Boundary health endpoints

Boundary provides health monitoring through the /health path using a listener with the "ops" purpose. By default, a listener with that purpose runs on port 9203. See the example configuration section for an example listener stanza in a config.hcl file.

Requirements

To enable the controller health endpoint, any Boundary instance must be started with a controller. That is, a controller block and a purpose = "api" listener must be defined in Boundary's configuration file. Additionally, a purpose = "ops" listener must also be defined in Boundary's configuration file. Under these conditions, the ops server (which hosts the controller health api) will be exposed.

Shutdown grace period

Optionally, when the controller health endpoint is enabled, you can configure the controller health response to 503 Service Unavailable upon receiving a shutdown signal, and wait a configurable amount of time before starting the shutdown process.

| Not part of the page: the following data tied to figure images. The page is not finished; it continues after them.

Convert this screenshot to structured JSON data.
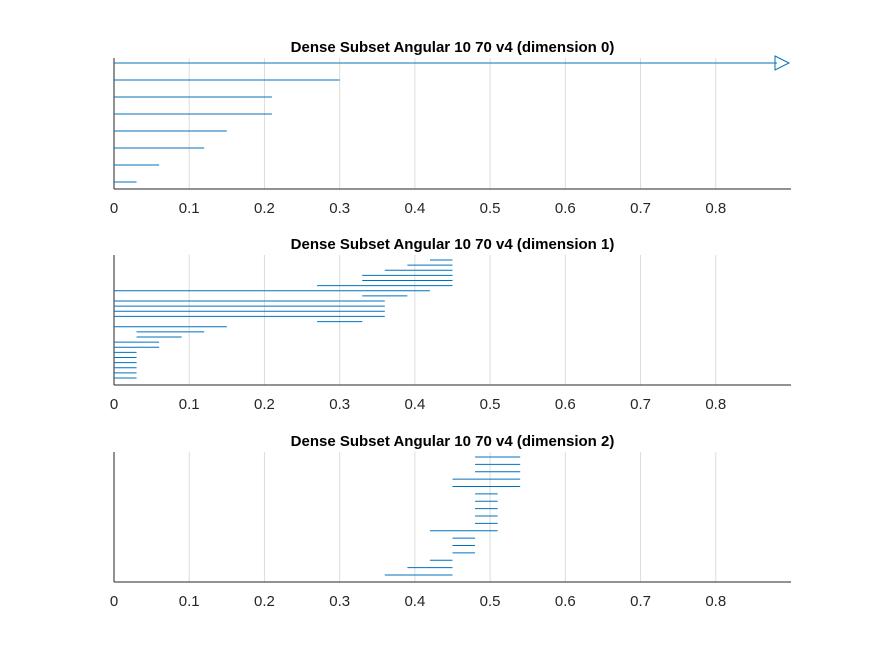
{
  "chart_data": [
    {
      "type": "barcode",
      "title": "Dense Subset Angular 10 70 v4 (dimension 0)",
      "xlim": [
        0,
        0.9
      ],
      "xticks": [
        "0",
        "0.1",
        "0.2",
        "0.3",
        "0.4",
        "0.5",
        "0.6",
        "0.7",
        "0.8"
      ],
      "grid": "vertical",
      "color": "#0072bd",
      "bars": [
        {
          "birth": 0,
          "death": 0.03
        },
        {
          "birth": 0,
          "death": 0.06
        },
        {
          "birth": 0,
          "death": 0.12
        },
        {
          "birth": 0,
          "death": 0.15
        },
        {
          "birth": 0,
          "death": 0.21
        },
        {
          "birth": 0,
          "death": 0.21
        },
        {
          "birth": 0,
          "death": 0.3
        },
        {
          "birth": 0,
          "death": null
        }
      ]
    },
    {
      "type": "barcode",
      "title": "Dense Subset Angular 10 70 v4 (dimension 1)",
      "xlim": [
        0,
        0.9
      ],
      "xticks": [
        "0",
        "0.1",
        "0.2",
        "0.3",
        "0.4",
        "0.5",
        "0.6",
        "0.7",
        "0.8"
      ],
      "grid": "vertical",
      "color": "#0072bd",
      "bars": [
        {
          "birth": 0,
          "death": 0.03
        },
        {
          "birth": 0,
          "death": 0.03
        },
        {
          "birth": 0,
          "death": 0.03
        },
        {
          "birth": 0,
          "death": 0.03
        },
        {
          "birth": 0,
          "death": 0.03
        },
        {
          "birth": 0,
          "death": 0.03
        },
        {
          "birth": 0,
          "death": 0.06
        },
        {
          "birth": 0,
          "death": 0.06
        },
        {
          "birth": 0.03,
          "death": 0.09
        },
        {
          "birth": 0.03,
          "death": 0.12
        },
        {
          "birth": 0,
          "death": 0.15
        },
        {
          "birth": 0.27,
          "death": 0.33
        },
        {
          "birth": 0,
          "death": 0.36
        },
        {
          "birth": 0,
          "death": 0.36
        },
        {
          "birth": 0,
          "death": 0.36
        },
        {
          "birth": 0,
          "death": 0.36
        },
        {
          "birth": 0.33,
          "death": 0.39
        },
        {
          "birth": 0,
          "death": 0.42
        },
        {
          "birth": 0.27,
          "death": 0.45
        },
        {
          "birth": 0.33,
          "death": 0.45
        },
        {
          "birth": 0.33,
          "death": 0.45
        },
        {
          "birth": 0.36,
          "death": 0.45
        },
        {
          "birth": 0.39,
          "death": 0.45
        },
        {
          "birth": 0.42,
          "death": 0.45
        }
      ]
    },
    {
      "type": "barcode",
      "title": "Dense Subset Angular 10 70 v4 (dimension 2)",
      "xlim": [
        0,
        0.9
      ],
      "xticks": [
        "0",
        "0.1",
        "0.2",
        "0.3",
        "0.4",
        "0.5",
        "0.6",
        "0.7",
        "0.8"
      ],
      "grid": "vertical",
      "color": "#0072bd",
      "bars": [
        {
          "birth": 0.36,
          "death": 0.45
        },
        {
          "birth": 0.39,
          "death": 0.45
        },
        {
          "birth": 0.42,
          "death": 0.45
        },
        {
          "birth": 0.45,
          "death": 0.48
        },
        {
          "birth": 0.45,
          "death": 0.48
        },
        {
          "birth": 0.45,
          "death": 0.48
        },
        {
          "birth": 0.42,
          "death": 0.51
        },
        {
          "birth": 0.48,
          "death": 0.51
        },
        {
          "birth": 0.48,
          "death": 0.51
        },
        {
          "birth": 0.48,
          "death": 0.51
        },
        {
          "birth": 0.48,
          "death": 0.51
        },
        {
          "birth": 0.48,
          "death": 0.51
        },
        {
          "birth": 0.45,
          "death": 0.54
        },
        {
          "birth": 0.45,
          "death": 0.54
        },
        {
          "birth": 0.48,
          "death": 0.54
        },
        {
          "birth": 0.48,
          "death": 0.54
        },
        {
          "birth": 0.48,
          "death": 0.54
        }
      ]
    }
  ]
}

This feature supports load balancing by reducing the risk of an outgoing Boundary instance causing disruption to incoming requests.

In this state, Boundary is still capable of processing requests as normal, but will report as unhealthy through the controller health endpoint. In load-balanced environments, this would cause this "unhealthy" instance to be removed from the pool of instances eligible to handle requests, reducing the likelihood that it will receive a request to handle during shutdown.

This feature is disabled by default, even if the controller health endpoint is enabled. You can enable it by defining graceful_shutdown_wait_duration in the controller block of Boundary's configuration file. The value should be set to a string that is parseable by ParseDuration.

API

The controller health service introduces a single read-only endpoint:

Status	Description
`200`	`GET /health` returns HTTP status 200 OK if the controller's api gRPC Server is up
`5xx`	`GET /health` returns HTTP status `5XX` or request timeout if unhealthy
`503`	`GET /health` returns HTTP status `503 Service Unavailable` status if the controller is shutting down

All responses return empty bodies. GET /health does not support any input.

Check the health endpoint using `wget`

The Boundary Docker image includes wget. You can use it to check the health endpoint. Enterprise and Community edition users can check the health of controllers and workers. HCP Boundary users can check the health of their self-managed workers.

Use the following command to check a worker's status to determine if it is healthy:

$ wget -q -O - http://localhost:9203/health?worker_info=1 | grep -c 'READY'

-q - Prints the response instead of saving it to a file.
-0 - Allows Boundary to pass the worker's URL.

If the command prints 1 to stdout or exits with exit code 0, it means the worker is healthy. If the exit code is greater than 0, the worker is unhealthy.

You can also use the following command without grep -c 'READY' to print a more verbose response that includes the worker's state, active session count, and connection state:

$ wget -q -O - http://localhost:9203/health?worker_info=1

Example response

When you check the health endpoint using wget, Boundary returns a response with the following worker information:

$ wget -q -O - http://localhost:9203/health?worker_info=1 | grep -c 'READY'{"worker_process_info":{"state":"active", "active_session_count":0, "upstream_connection_state":"READY"}}

When you check the health endpoint using curl, Boundary returns a response with the following worker information:

$ curl "worker:9403/health?worker_info=1"{   "worker_process_info":{      "state":"active",      "active_session_count":0,      "upstream_connection_state":"READY"   }}

The response contains the following fields:

state - The operational state of the worker. Possible worker states include active, shutdown, and unknown.
active_session_count - The number of active sessions on the worker.
upstream_connection_state - The connection state of the worker. This value indicates whether the worker can connect to an upstream address or connection. It can be any of the following states:
- CONNECTING - The channel is trying to make a connection and is waiting for name resolution or the connection establishment.
- READY - The channel has successfully established a connection, and any attempts to communicate have succeeded.
- TRANSIENT_FAILURE - The channel suffered a transient failure such as a time out or socket error. A channel in this state will switch to the CONNECTING state and try to establish a connection.
- IDLE - The channel is not attempting to create a connection because there are no calls.
- SHUTDOWN - The channel is shutting down. Any new calls fail immediately. Pending calls may continue running until Boundary cancels them.

Example configuration

Health checks are available for a controller defined with a purpose = "ops" listener stanza. For details on what fields are allowed in this stanza, refer to the documentation about TCP Listener.

An example listener stanza:

controller {  name = "boundary-controller"  database {      url = "postgresql://<username>:<password>@10.0.0.1:5432/<database_name>"  }} listener "tcp" {    purpose = "api"    tls_disable = true} listener "tcp" {    purpose = "ops"    tls_disable = true}

To enable a shutdown grace period, update the controller block with a defined wait duration:

controller {  name = "boundary-controller"  database {      url = "env://BOUNDARY_PG_URL"  }  graceful_shutdown_wait_duration = "10s"}

A complete example can be found under the Controller configuration docs.